Earlier, Veolia said that it was proposing to sell off its former rival, Suez's UK waste business, after Britain's Competition and Markets Authority (CMA) raised objections to the Veolia/Suez combination.
Veolia's shares rose around 3% in early trading, top performer on Paris' SBF-120 equity index. They pared gains but were still up 2.5% in the afternoon.
"Following this transaction, Veolia will remain a major player in the waste sector in the United Kingdom and, more broadly, in the environmental services market in the region, which remains strategic for the group," said Veolia chief executive Estelle Brachlianoff.
During a conference call, Brachlianoff said she was "very confident" over obtaining all the regulatory approvals regarding the deal, adding it should be finalised by the end of the year.
She also said a small asset sale in the industrial water business was still needed in Britain.
"After the disposal of the remedies agreed with the European Commission and the signature of the agreement with Macquarie Asset Management, almost all of the antitrust divestitures will have been finalised less than a year after the acquisition of Suez," the company added.
The disposals, amounting to a total of 3.4 billion euros, would also result in a major reduction in Veolia's debt leverage.
Suez said in a statement the Veolia-Macquarie deal was conditional to its right of first refusal.
"Suez confirms its interest in buying back its old UK assets and will study the conditions of the agreement with Macquarie.
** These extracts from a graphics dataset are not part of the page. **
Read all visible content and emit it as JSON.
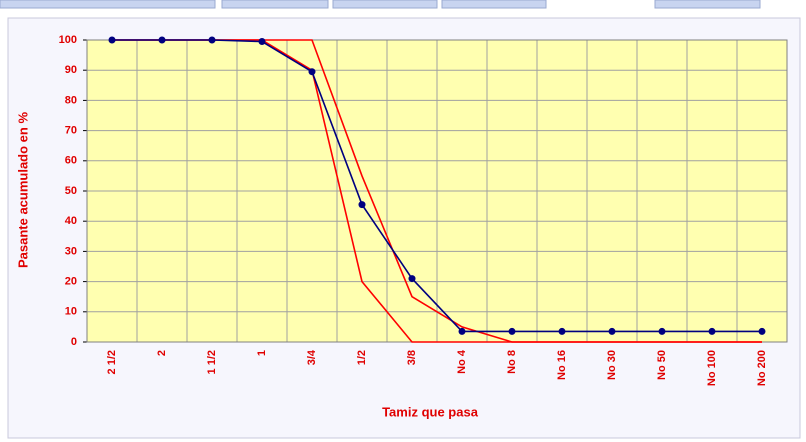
{
  "chart_data": {
    "type": "line",
    "x_label": "Tamiz que pasa",
    "y_label": "Pasante acumulado en %",
    "categories": [
      "2 1/2",
      "2",
      "1 1/2",
      "1",
      "3/4",
      "1/2",
      "3/8",
      "No 4",
      "No 8",
      "No 16",
      "No 30",
      "No 50",
      "No 100",
      "No 200"
    ],
    "series": [
      {
        "color": "#ff0000",
        "markers": false,
        "values": [
          100,
          100,
          100,
          100,
          100,
          55,
          15,
          5,
          0,
          0,
          0,
          0,
          0,
          0
        ]
      },
      {
        "color": "#ff0000",
        "markers": false,
        "values": [
          100,
          100,
          100,
          100,
          90,
          20,
          0,
          0,
          0,
          0,
          0,
          0,
          0,
          0
        ]
      },
      {
        "color": "#000080",
        "markers": true,
        "values": [
          100,
          100,
          100,
          99.5,
          89.5,
          45.5,
          21,
          3.5,
          3.5,
          3.5,
          3.5,
          3.5,
          3.5,
          3.5
        ]
      }
    ],
    "ylim": [
      0,
      100
    ],
    "yticks": [
      0,
      10,
      20,
      30,
      40,
      50,
      60,
      70,
      80,
      90,
      100
    ],
    "grid": true
  }
}
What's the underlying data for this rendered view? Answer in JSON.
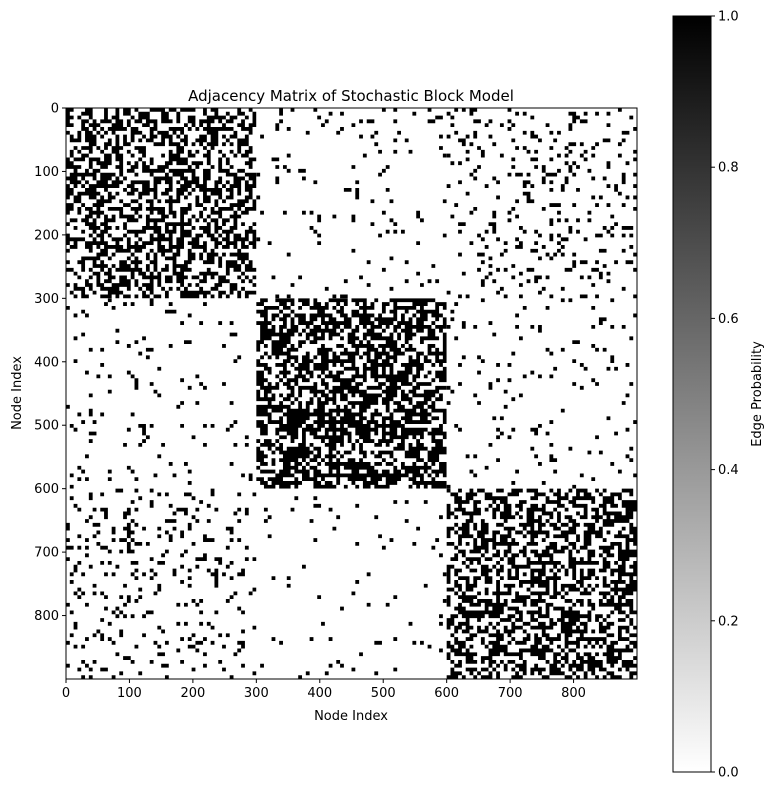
{
  "chart_data": {
    "type": "heatmap",
    "title": "Adjacency Matrix of Stochastic Block Model",
    "xlabel": "Node Index",
    "ylabel": "Node Index",
    "n_nodes": 900,
    "xlim": [
      0,
      900
    ],
    "ylim": [
      900,
      0
    ],
    "x_ticks": [
      0,
      100,
      200,
      300,
      400,
      500,
      600,
      700,
      800
    ],
    "y_ticks": [
      0,
      100,
      200,
      300,
      400,
      500,
      600,
      700,
      800
    ],
    "blocks": [
      {
        "rows": [
          0,
          300
        ],
        "cols": [
          0,
          300
        ],
        "edge_probability": 0.5
      },
      {
        "rows": [
          0,
          300
        ],
        "cols": [
          300,
          600
        ],
        "edge_probability": 0.05
      },
      {
        "rows": [
          0,
          300
        ],
        "cols": [
          600,
          900
        ],
        "edge_probability": 0.12
      },
      {
        "rows": [
          300,
          600
        ],
        "cols": [
          0,
          300
        ],
        "edge_probability": 0.05
      },
      {
        "rows": [
          300,
          600
        ],
        "cols": [
          300,
          600
        ],
        "edge_probability": 0.6
      },
      {
        "rows": [
          300,
          600
        ],
        "cols": [
          600,
          900
        ],
        "edge_probability": 0.05
      },
      {
        "rows": [
          600,
          900
        ],
        "cols": [
          0,
          300
        ],
        "edge_probability": 0.12
      },
      {
        "rows": [
          600,
          900
        ],
        "cols": [
          300,
          600
        ],
        "edge_probability": 0.03
      },
      {
        "rows": [
          600,
          900
        ],
        "cols": [
          600,
          900
        ],
        "edge_probability": 0.5
      }
    ],
    "colorbar": {
      "label": "Edge Probability",
      "range": [
        0,
        1
      ],
      "ticks": [
        "0.0",
        "0.2",
        "0.4",
        "0.6",
        "0.8",
        "1.0"
      ],
      "colormap": "greys",
      "color_low": "#ffffff",
      "color_high": "#000000"
    },
    "grid": false,
    "legend": "none"
  }
}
After that, Suez well decide whether or not to exert its right of first refusal," it said.
It added that following notification by Veolia, Suez will have 30 working days to acquire the assets under the same terms and conditions as Macquarie.
In December last year, Veolia and Suez won EU antitrust approval for their 13 billion euro tie-up, after a months-long dispute including legal action and a move by Suez to ring-fence its French water business from Veolia, though that was later abandoned after the companies reached an agreement.
The deal was later closed on Jan. 7, with Veolia controlling 86% of Suez.